The Financial Services Authority (FSA) has yesterday published rules on platforms regulation. This follows a review of the regulation of platforms in the context of the objectives of the Retail Distribution Review (RDR).

The rules published yesterday extend the consumer protection elements of the RDR into a rapidly developing area of investment services. These new rules have two key aims; firstly, to ensure that consumers receive a better service and, secondly, for the market to be more transparent and operate more efficiently.

The key rules designed to provide better service for consumers:

  • require platforms and other nominee companies to transfer, within a reasonable time and in an efficient manner, assets held on behalf of customers to another person, when requested; and
  • require platforms and other nominees to pass on fund information to the end investor.

To enable greater transparency and efficiency in the market, the rules:

  • require investment adviser firms using a platform service for the purposes of making a personal recommendation, or arranging the purchase of retail investment products for retail clients, to take reasonable steps to ensure that they use platforms services that present their retail investment products without bias;
  • require platforms to disclose to professional and retail clients any fees or commission they arrange to accept from third parties in relation to retail investment products. These should be disclosed in advance of the platform providing services to those clients;
  • extend the application of the RDR rules on facilitating payment of adviser charges to facilitation through platforms - for instance, if a platform has client cash accounts, it could enable payments of adviser charges out of such accounts; and
  • require nominees to respond to information requests by authorised fund managers for liquidity purposes.

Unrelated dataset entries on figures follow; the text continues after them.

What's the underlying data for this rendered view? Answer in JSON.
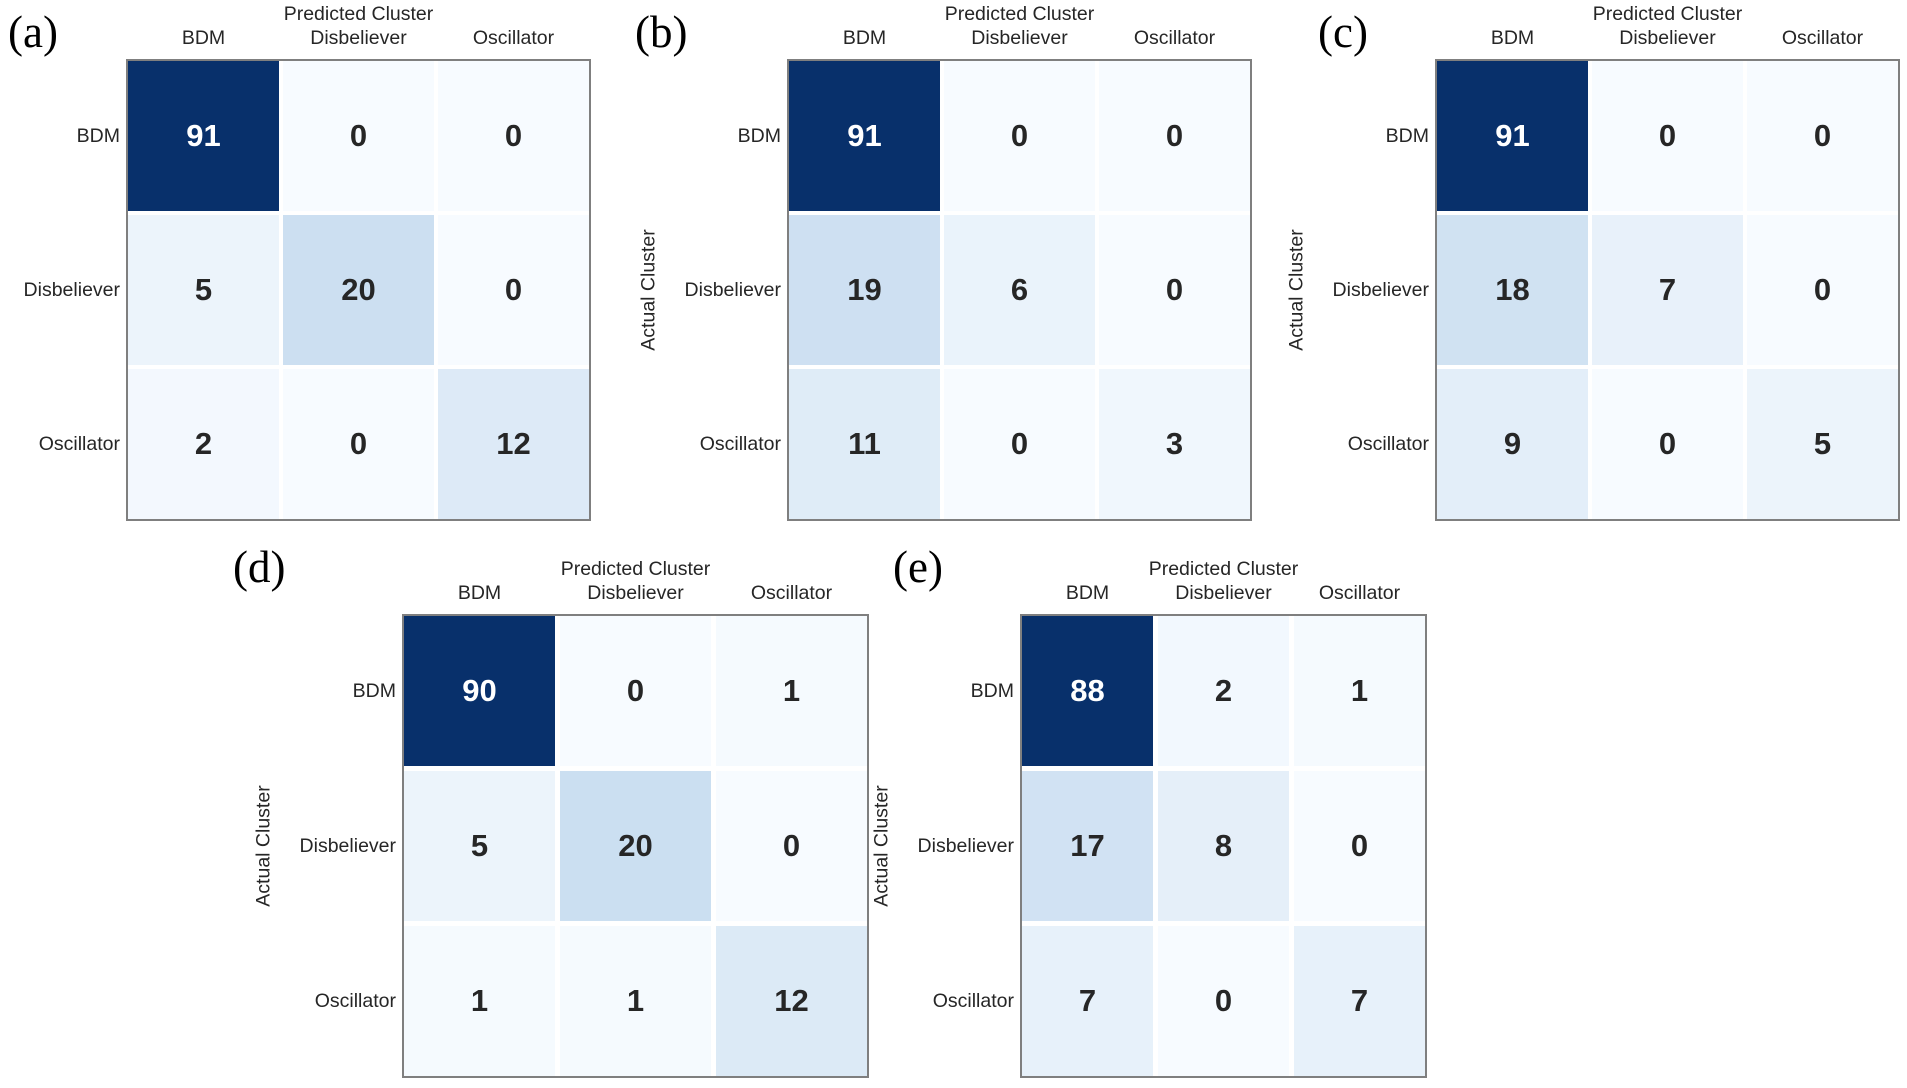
{
  "figure": {
    "description": "Five 3x3 confusion matrices comparing actual vs predicted agent clusters",
    "shared_x_axis_title": "Predicted Cluster",
    "shared_y_axis_title": "Actual Cluster",
    "classes": [
      "BDM",
      "Disbeliever",
      "Oscillator"
    ]
  },
  "colors": {
    "background": "#ffffff",
    "grid_border": "#7f7f7f",
    "cell_gap": "#ffffff",
    "label_text": "#262626",
    "value_text_dark": "#262626",
    "value_text_light": "#ffffff",
    "letter_text": "#000000",
    "colormap_name": "Blues",
    "colormap_stops": [
      "#f7fbff",
      "#deebf7",
      "#c6dbef",
      "#9ecae1",
      "#6baed6",
      "#4292c6",
      "#2171b5",
      "#08519c",
      "#08306b"
    ]
  },
  "chart_data": [
    {
      "type": "heatmap",
      "panel_label": "(a)",
      "x_axis_title": "Predicted Cluster",
      "y_axis_title": "",
      "x_categories": [
        "BDM",
        "Disbeliever",
        "Oscillator"
      ],
      "y_categories": [
        "BDM",
        "Disbeliever",
        "Oscillator"
      ],
      "rows": [
        [
          91,
          0,
          0
        ],
        [
          5,
          20,
          0
        ],
        [
          2,
          0,
          12
        ]
      ],
      "vmin": 0,
      "vmax": 91
    },
    {
      "type": "heatmap",
      "panel_label": "(b)",
      "x_axis_title": "Predicted Cluster",
      "y_axis_title": "Actual Cluster",
      "x_categories": [
        "BDM",
        "Disbeliever",
        "Oscillator"
      ],
      "y_categories": [
        "BDM",
        "Disbeliever",
        "Oscillator"
      ],
      "rows": [
        [
          91,
          0,
          0
        ],
        [
          19,
          6,
          0
        ],
        [
          11,
          0,
          3
        ]
      ],
      "vmin": 0,
      "vmax": 91
    },
    {
      "type": "heatmap",
      "panel_label": "(c)",
      "x_axis_title": "Predicted Cluster",
      "y_axis_title": "Actual Cluster",
      "x_categories": [
        "BDM",
        "Disbeliever",
        "Oscillator"
      ],
      "y_categories": [
        "BDM",
        "Disbeliever",
        "Oscillator"
      ],
      "rows": [
        [
          91,
          0,
          0
        ],
        [
          18,
          7,
          0
        ],
        [
          9,
          0,
          5
        ]
      ],
      "vmin": 0,
      "vmax": 91
    },
    {
      "type": "heatmap",
      "panel_label": "(d)",
      "x_axis_title": "Predicted Cluster",
      "y_axis_title": "Actual Cluster",
      "x_categories": [
        "BDM",
        "Disbeliever",
        "Oscillator"
      ],
      "y_categories": [
        "BDM",
        "Disbeliever",
        "Oscillator"
      ],
      "rows": [
        [
          90,
          0,
          1
        ],
        [
          5,
          20,
          0
        ],
        [
          1,
          1,
          12
        ]
      ],
      "vmin": 0,
      "vmax": 90
    },
    {
      "type": "heatmap",
      "panel_label": "(e)",
      "x_axis_title": "Predicted Cluster",
      "y_axis_title": "Actual Cluster",
      "x_categories": [
        "BDM",
        "Disbeliever",
        "Oscillator"
      ],
      "y_categories": [
        "BDM",
        "Disbeliever",
        "Oscillator"
      ],
      "rows": [
        [
          88,
          2,
          1
        ],
        [
          17,
          8,
          0
        ],
        [
          7,
          0,
          7
        ]
      ],
      "vmin": 0,
      "vmax": 88
    }
  ]
}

In respect of incentives, the FSA has decided that it would be desirable, in principle, to ban both cash rebates from product providers to investors and product provider payments to platforms. However, given the potential impact of these changes on the business models of platform service providers, the FSA has concluded that further research is needed to ensure that the implications for consumers are fully understood before proposing new rules.

Sheila Nicoll, the FSA’s director of conduct policy, said:

“The rules published today are designed to enable consumers to understand the services they are being offered by investment firms, and what they are paying for.

“With more and more business being conducted through platforms, it is important that customers are clear who is charging for what, and for what service. It is also important that customers and their advisers can move their investments quickly and easily, particularly if they are dissatisfied with the service they receive.

“We also believe that it is likely to be in the best interests of consumers that product providers’ payments to platforms and cash rebates from product providers to investors should be banned. But we need to analyse the impact on consumers and on firms’ business models before we propose any new rules.”

Notes to editors

  1. The FSA regulates the financial services industry and has four objectives under the Financial Services and Markets Act 2000: maintaining market confidence; securing the appropriate degree of protection for consumers; fighting financial crime; and contributing to the protection and enhancement of the stability of the UK financial system.